最后一句是对着所以人吼出来的,我被这里的古式生活搞的神Jing紧张,我担心萧林会不会有什么事情,我害怕这里在我常识之外出现的东西,我讨厌我面前这个高傲过头的男人!
“哦,这个脾气倒是很凌有些相似,但是怎么说都是一个残缺的……”
“阎王陛下驾到~~”
随着侍卫的一声高呼,阎王一蹦一跳的跟个大尾巴狼似的就进来了。
“大家都在啊~~哟,关翼你的衣服真有特色。”
我就知道,她绝对是来看戏的。
众人将阎王让到上座,杜看了我一眼走到了一边。殿里的人都各自找位置在阎王面前站成两列,就我一个傻傻的立在中间,然后所有人的目光都往我身上扎。
有轻视的,有不削的,有同情的,有无奈的,那些目光缠绕着我,引起心中强烈的烦躁。
“你什么都不用说,”我张了嘴还没出声就被阎王制止,“我说你是引魂君那么你就是。”这是独裁,绝对的独裁。
“杜,”阎王看向站在他右手下的红衣男子,“我知道你不想承认关翼的原因,但是目前我们除了他没有人可以跳送魂舞,夜游宫里的魂莲已经多到超出冥界的负荷了,必须处理,我们现在不是强迫他,是请求他,你的那些心思全给我收起来,这件事情结束后,你把关翼杀了,我都不管。
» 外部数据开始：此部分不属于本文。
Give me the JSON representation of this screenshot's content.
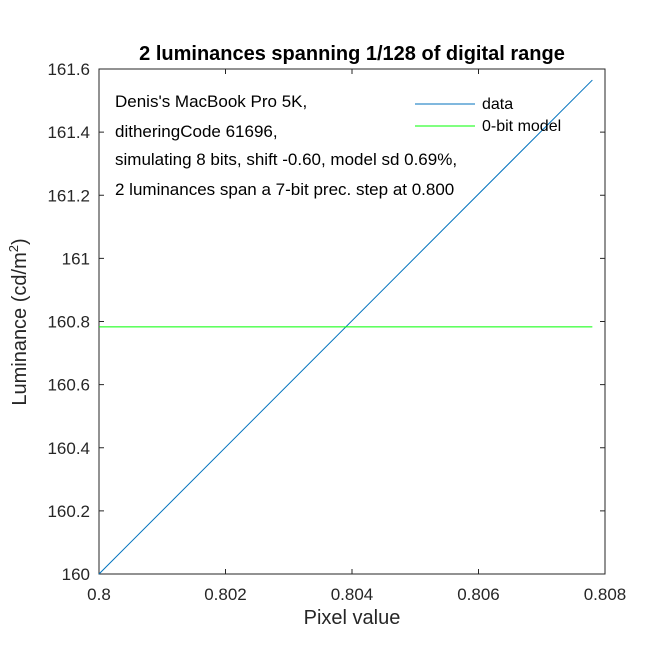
{
  "chart_data": {
    "type": "line",
    "title": "2 luminances spanning 1/128 of digital range",
    "xlabel": "Pixel value",
    "ylabel": "Luminance (cd/m",
    "ylabel_superscript": "2",
    "ylabel_suffix": ")",
    "xlim": [
      0.8,
      0.808
    ],
    "ylim": [
      160,
      161.6
    ],
    "xticks": [
      0.8,
      0.802,
      0.804,
      0.806,
      0.808
    ],
    "xtick_labels": [
      "0.8",
      "0.802",
      "0.804",
      "0.806",
      "0.808"
    ],
    "yticks": [
      160,
      160.2,
      160.4,
      160.6,
      160.8,
      161,
      161.2,
      161.4,
      161.6
    ],
    "ytick_labels": [
      "160",
      "160.2",
      "160.4",
      "160.6",
      "160.8",
      "161",
      "161.2",
      "161.4",
      "161.6"
    ],
    "grid": false,
    "legend_position": "top-right",
    "annotation_lines": [
      "Denis's MacBook Pro 5K,",
      "ditheringCode 61696,",
      "simulating 8 bits, shift -0.60, model sd 0.69%,",
      "2 luminances span a 7-bit prec. step at 0.800"
    ],
    "series": [
      {
        "name": "data",
        "color": "#0072bd",
        "x": [
          0.8,
          0.8078
        ],
        "y": [
          160,
          161.565
        ]
      },
      {
        "name": "0-bit model",
        "color": "#00ff00",
        "x": [
          0.8,
          0.8078
        ],
        "y": [
          160.783,
          160.783
        ]
      }
    ]
  }
}
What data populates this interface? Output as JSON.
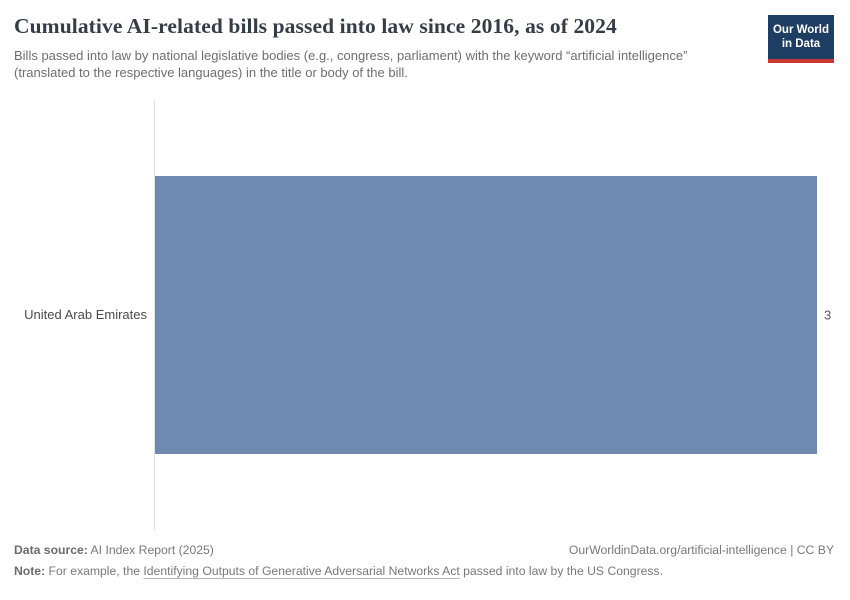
{
  "chart_data": {
    "type": "bar",
    "orientation": "horizontal",
    "title": "Cumulative AI-related bills passed into law since 2016, as of 2024",
    "subtitle": "Bills passed into law by national legislative bodies (e.g., congress, parliament) with the keyword “artificial intelligence” (translated to the respective languages) in the title or body of the bill.",
    "categories": [
      "United Arab Emirates"
    ],
    "values": [
      3
    ],
    "value_labels": [
      "3"
    ],
    "xlabel": "",
    "ylabel": "",
    "xlim": [
      0,
      3
    ],
    "grid": false,
    "legend": "none",
    "bar_color": "#6f8ab0",
    "axis_line_color": "#e2e2e2"
  },
  "branding": {
    "logo_line1": "Our World",
    "logo_line2": "in Data",
    "logo_bg_color": "#1d3d63",
    "logo_accent_color": "#cb3731"
  },
  "footer": {
    "data_source_label": "Data source:",
    "data_source_value": "AI Index Report (2025)",
    "attribution": "OurWorldinData.org/artificial-intelligence | CC BY",
    "note_label": "Note:",
    "note_prefix": "For example, the",
    "note_link": "Identifying Outputs of Generative Adversarial Networks Act",
    "note_suffix": "passed into law by the US Congress."
  }
}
”
大姐,你说的这是人话吗,呃,错了你不是人,是阎王,我怎么能要求你说人话。
我站的位置看不见杜的表情,我只看见他的手握成了拳,又送松开这样反复了几次后,终于下定决心一般,在阎王面前跪下:“以切遵王上之意便是。”
“那好了,就这样吧。”阎王从座位上起来,“瑾曷,陪我出去买东西,呐,小齐也来吧,还有犹沭,慕芸,你们都来吧。”